Jose Maria Mayrink, jornalista mineiro, conhecedor da linguagem da Igreja, tentou não cair na vala comum e fez uma pesquisa para o jornal Estado de São Paulo sobre o termo tão explorado e mostrou que em italiano, francês, espanhol e até mesmo em línguas sem origem no latim como polonês, alemão e inglês, as palavras “praga” e “chaga”, diferentemente do português, são sinônimas. Isso pode levar a crer que pode não ter feito parte da intenção do Papa de empregar o termo no sentido que nós entendemos. Apesar de muita gente da própria Igreja ter confirmado ao Mayrink que Bento XVI quis dizer mesmo foi o que o brasileiro normalmente entende, prefiro achar mais coerente com o conjunto do documento do Papa a constatação de que a multiplicação de rupturas do compromisso matrimonial é, em nossas sociedades, uma ferida que faz sofrer mulheres e homens. E admito até mesmo que se há um parentesco da palavra com o uso no Brasil, pode ser naquela conotação de que uma praga é exatamente o que nasce em toda parte sem ser plantado. Uma proliferação indesejada. Dessa maneira, não há fundamento suficiente para dar base à comentários como o do costumeiramente inspirado Rubem Alves, na Folha de São Paulo, que escreveu, com máxima ironia, que os casamentos, o primeiro, o segundo, o terceiro, pertencem à ordem maldita, caída, praguejada, pós-paraíso e que nessa ordem não se pode confiar no amor. E sugere que talvez seja por isso que os padres não se casam. Tanto verbo! Apesar da licença poética, há muito de resposta conformada à onda da leitura superficial feita pelos jornais.

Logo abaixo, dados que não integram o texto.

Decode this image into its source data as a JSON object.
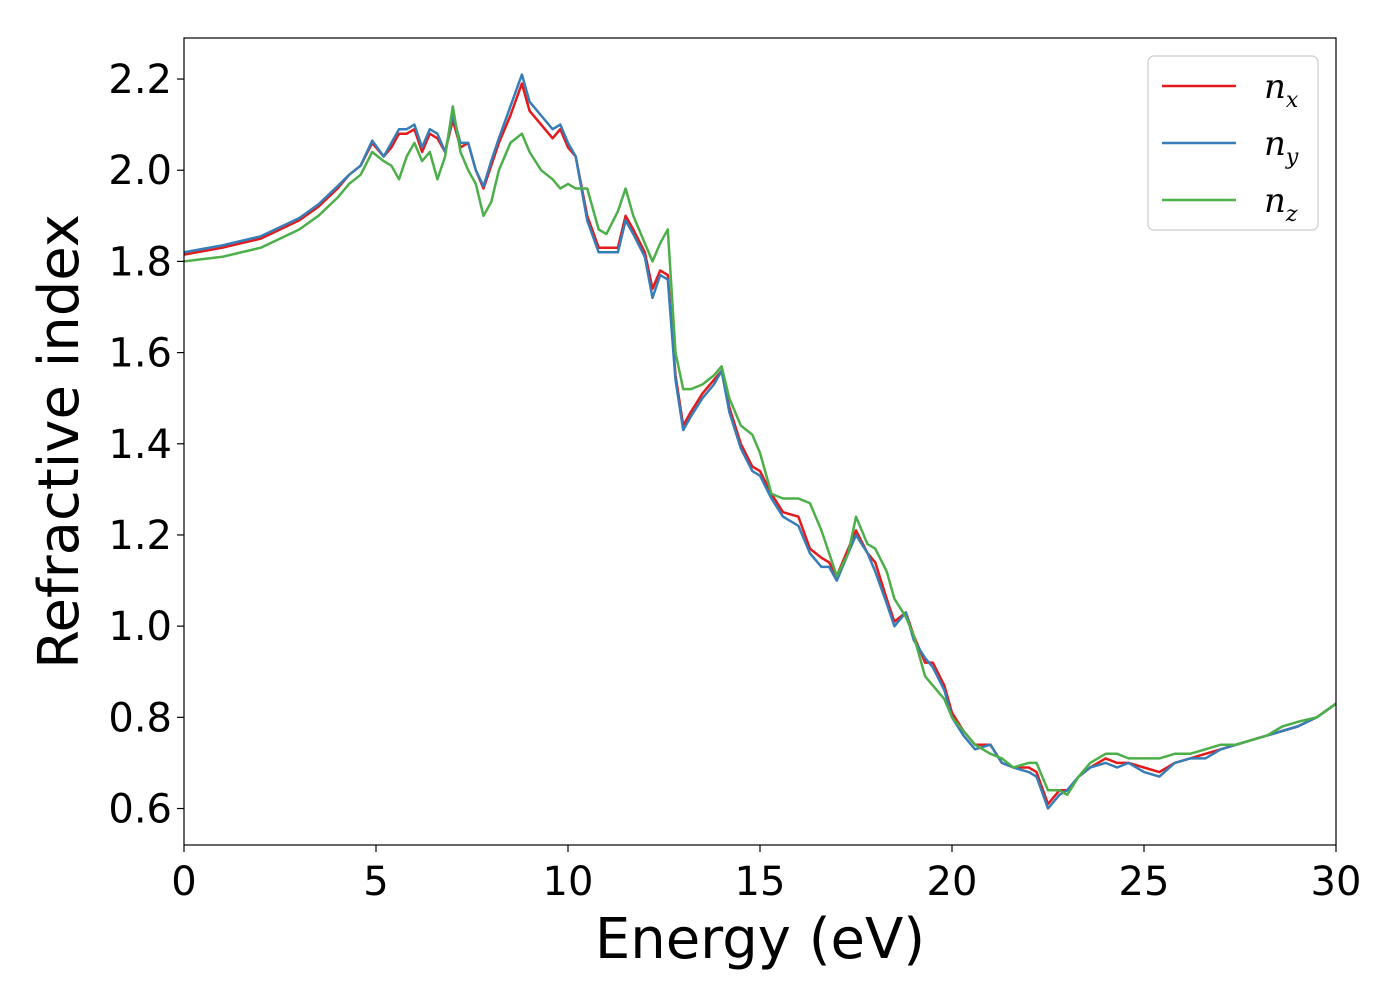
{
  "chart_data": {
    "type": "line",
    "xlabel": "Energy (eV)",
    "ylabel": "Refractive index",
    "xlim": [
      0,
      30
    ],
    "ylim": [
      0.52,
      2.29
    ],
    "xticks": [
      0,
      5,
      10,
      15,
      20,
      25,
      30
    ],
    "yticks": [
      0.6,
      0.8,
      1.0,
      1.2,
      1.4,
      1.6,
      1.8,
      2.0,
      2.2
    ],
    "grid": false,
    "legend_position": "top-right",
    "colors": {
      "nx": "#e41a1c",
      "ny": "#377eb8",
      "nz": "#4daf4a"
    },
    "series": [
      {
        "name": "n_x",
        "legend_base": "n",
        "legend_sub": "x",
        "color": "#e41a1c",
        "x": [
          0,
          1,
          2,
          3,
          3.5,
          4,
          4.3,
          4.6,
          4.9,
          5.2,
          5.4,
          5.6,
          5.8,
          6.0,
          6.2,
          6.4,
          6.6,
          6.8,
          7.0,
          7.2,
          7.4,
          7.6,
          7.8,
          8.0,
          8.2,
          8.5,
          8.8,
          9.0,
          9.3,
          9.6,
          9.8,
          10.0,
          10.2,
          10.5,
          10.8,
          11.0,
          11.3,
          11.5,
          11.7,
          12.0,
          12.2,
          12.4,
          12.6,
          12.8,
          13.0,
          13.2,
          13.5,
          13.8,
          14.0,
          14.2,
          14.5,
          14.8,
          15.0,
          15.3,
          15.6,
          16.0,
          16.3,
          16.6,
          16.8,
          17.0,
          17.3,
          17.5,
          17.8,
          18.0,
          18.3,
          18.5,
          18.8,
          19.0,
          19.3,
          19.5,
          19.8,
          20.0,
          20.3,
          20.6,
          21.0,
          21.3,
          21.6,
          22.0,
          22.2,
          22.5,
          22.8,
          23.0,
          23.3,
          23.6,
          24.0,
          24.3,
          24.6,
          25.0,
          25.4,
          25.8,
          26.2,
          26.6,
          27.0,
          27.4,
          27.8,
          28.2,
          28.6,
          29.0,
          29.5,
          30.0
        ],
        "values": [
          1.815,
          1.83,
          1.85,
          1.89,
          1.92,
          1.96,
          1.99,
          2.01,
          2.06,
          2.03,
          2.05,
          2.08,
          2.08,
          2.09,
          2.04,
          2.08,
          2.07,
          2.04,
          2.11,
          2.05,
          2.06,
          2.0,
          1.96,
          2.01,
          2.06,
          2.12,
          2.19,
          2.13,
          2.1,
          2.07,
          2.09,
          2.05,
          2.03,
          1.9,
          1.83,
          1.83,
          1.83,
          1.9,
          1.87,
          1.82,
          1.74,
          1.78,
          1.77,
          1.55,
          1.44,
          1.47,
          1.51,
          1.54,
          1.56,
          1.48,
          1.4,
          1.35,
          1.34,
          1.29,
          1.25,
          1.24,
          1.17,
          1.15,
          1.14,
          1.11,
          1.17,
          1.21,
          1.16,
          1.14,
          1.06,
          1.01,
          1.03,
          0.98,
          0.92,
          0.92,
          0.87,
          0.81,
          0.77,
          0.74,
          0.74,
          0.7,
          0.69,
          0.69,
          0.68,
          0.61,
          0.64,
          0.64,
          0.67,
          0.69,
          0.71,
          0.7,
          0.7,
          0.69,
          0.68,
          0.7,
          0.71,
          0.72,
          0.73,
          0.74,
          0.75,
          0.76,
          0.77,
          0.78,
          0.8,
          0.83
        ]
      },
      {
        "name": "n_y",
        "legend_base": "n",
        "legend_sub": "y",
        "color": "#377eb8",
        "x": [
          0,
          1,
          2,
          3,
          3.5,
          4,
          4.3,
          4.6,
          4.9,
          5.2,
          5.4,
          5.6,
          5.8,
          6.0,
          6.2,
          6.4,
          6.6,
          6.8,
          7.0,
          7.2,
          7.4,
          7.6,
          7.8,
          8.0,
          8.2,
          8.5,
          8.8,
          9.0,
          9.3,
          9.6,
          9.8,
          10.0,
          10.2,
          10.5,
          10.8,
          11.0,
          11.3,
          11.5,
          11.7,
          12.0,
          12.2,
          12.4,
          12.6,
          12.8,
          13.0,
          13.2,
          13.5,
          13.8,
          14.0,
          14.2,
          14.5,
          14.8,
          15.0,
          15.3,
          15.6,
          16.0,
          16.3,
          16.6,
          16.8,
          17.0,
          17.3,
          17.5,
          17.8,
          18.0,
          18.3,
          18.5,
          18.8,
          19.0,
          19.3,
          19.5,
          19.8,
          20.0,
          20.3,
          20.6,
          21.0,
          21.3,
          21.6,
          22.0,
          22.2,
          22.5,
          22.8,
          23.0,
          23.3,
          23.6,
          24.0,
          24.3,
          24.6,
          25.0,
          25.4,
          25.8,
          26.2,
          26.6,
          27.0,
          27.4,
          27.8,
          28.2,
          28.6,
          29.0,
          29.5,
          30.0
        ],
        "values": [
          1.82,
          1.835,
          1.855,
          1.895,
          1.925,
          1.965,
          1.99,
          2.01,
          2.065,
          2.03,
          2.06,
          2.09,
          2.09,
          2.1,
          2.05,
          2.09,
          2.08,
          2.04,
          2.12,
          2.06,
          2.06,
          2.0,
          1.965,
          2.02,
          2.07,
          2.14,
          2.21,
          2.15,
          2.12,
          2.09,
          2.1,
          2.06,
          2.03,
          1.89,
          1.82,
          1.82,
          1.82,
          1.89,
          1.86,
          1.81,
          1.72,
          1.77,
          1.76,
          1.54,
          1.43,
          1.46,
          1.5,
          1.53,
          1.56,
          1.47,
          1.39,
          1.34,
          1.33,
          1.28,
          1.24,
          1.22,
          1.16,
          1.13,
          1.13,
          1.1,
          1.16,
          1.2,
          1.16,
          1.12,
          1.05,
          1.0,
          1.03,
          0.97,
          0.93,
          0.91,
          0.86,
          0.8,
          0.76,
          0.73,
          0.74,
          0.7,
          0.69,
          0.68,
          0.67,
          0.6,
          0.63,
          0.64,
          0.67,
          0.69,
          0.7,
          0.69,
          0.7,
          0.68,
          0.67,
          0.7,
          0.71,
          0.71,
          0.73,
          0.74,
          0.75,
          0.76,
          0.77,
          0.78,
          0.8,
          0.83
        ]
      },
      {
        "name": "n_z",
        "legend_base": "n",
        "legend_sub": "z",
        "color": "#4daf4a",
        "x": [
          0,
          1,
          2,
          3,
          3.5,
          4,
          4.3,
          4.6,
          4.9,
          5.2,
          5.4,
          5.6,
          5.8,
          6.0,
          6.2,
          6.4,
          6.6,
          6.8,
          7.0,
          7.2,
          7.4,
          7.6,
          7.8,
          8.0,
          8.2,
          8.5,
          8.8,
          9.0,
          9.3,
          9.6,
          9.8,
          10.0,
          10.2,
          10.5,
          10.8,
          11.0,
          11.3,
          11.5,
          11.7,
          12.0,
          12.2,
          12.4,
          12.6,
          12.8,
          13.0,
          13.2,
          13.5,
          13.8,
          14.0,
          14.2,
          14.5,
          14.8,
          15.0,
          15.3,
          15.6,
          16.0,
          16.3,
          16.6,
          16.8,
          17.0,
          17.3,
          17.5,
          17.8,
          18.0,
          18.3,
          18.5,
          18.8,
          19.0,
          19.3,
          19.5,
          19.8,
          20.0,
          20.3,
          20.6,
          21.0,
          21.3,
          21.6,
          22.0,
          22.2,
          22.5,
          22.8,
          23.0,
          23.3,
          23.6,
          24.0,
          24.3,
          24.6,
          25.0,
          25.4,
          25.8,
          26.2,
          26.6,
          27.0,
          27.4,
          27.8,
          28.2,
          28.6,
          29.0,
          29.5,
          30.0
        ],
        "values": [
          1.8,
          1.81,
          1.83,
          1.87,
          1.9,
          1.94,
          1.97,
          1.99,
          2.04,
          2.02,
          2.01,
          1.98,
          2.03,
          2.06,
          2.02,
          2.04,
          1.98,
          2.03,
          2.14,
          2.04,
          2.0,
          1.97,
          1.9,
          1.93,
          2.0,
          2.06,
          2.08,
          2.04,
          2.0,
          1.98,
          1.96,
          1.97,
          1.96,
          1.96,
          1.87,
          1.86,
          1.91,
          1.96,
          1.9,
          1.84,
          1.8,
          1.84,
          1.87,
          1.6,
          1.52,
          1.52,
          1.53,
          1.55,
          1.57,
          1.5,
          1.44,
          1.42,
          1.38,
          1.29,
          1.28,
          1.28,
          1.27,
          1.21,
          1.16,
          1.11,
          1.16,
          1.24,
          1.18,
          1.17,
          1.12,
          1.06,
          1.02,
          0.98,
          0.89,
          0.87,
          0.84,
          0.8,
          0.77,
          0.74,
          0.72,
          0.71,
          0.69,
          0.7,
          0.7,
          0.64,
          0.64,
          0.63,
          0.67,
          0.7,
          0.72,
          0.72,
          0.71,
          0.71,
          0.71,
          0.72,
          0.72,
          0.73,
          0.74,
          0.74,
          0.75,
          0.76,
          0.78,
          0.79,
          0.8,
          0.83
        ]
      }
    ]
  }
}
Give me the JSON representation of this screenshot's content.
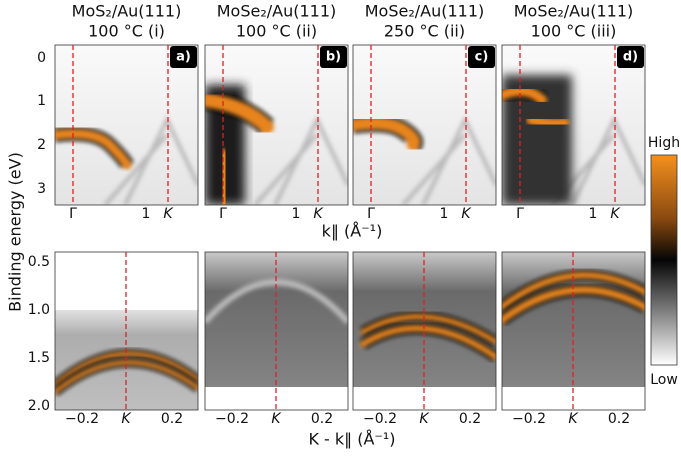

O lastro de intolerância produzido pelo modo apressado dos jornalistas acolherem a palavra da Igreja ultrapassa a história da praga. Falou-se que o Papa renega o Vaticano II. Ele faz explícita reverência ao Concílio ao lembrar que os participantes do Sínodo de 2005 refletiram com a consciência dos grandes avanços de sua Reforma Litúrgica. Falou-se que o Papa quer agora que as missas sejam celebradas em latim. Quem levou a sério, despojou-se dos preconceitos e leu a Exortação com serenidade nota que só há um apreço dele pela execução de algumas partes das celebrações em língua latina para significar uma comunhão eclesial em sintonia com a Tradição. Nada além disso. Liturgia é o espaço de grande presença simbólica. Palavras e gestos têm dimensões transcendentais. E nem é exclusividade do Papa o gosto por cerimônias desse tipo. Carlos Heitor Cony, escritor conhecido e respeitado, ex-seminarista e ateu assumido nos últimos tempos diz que ama participar das celebrações em latim com cantos gregorianos pela aura que se cria, produzida exatamente pela força de uma língua morta. Falou-se, por fim, que o Papa elogiou o celibato sacerdotal. Realmente, ele elogiou. Não deu grande espaço para isso. Foi coisa de poucas frases. Colegas: não queiramos que o Papa não seja católico, tenham a paciência!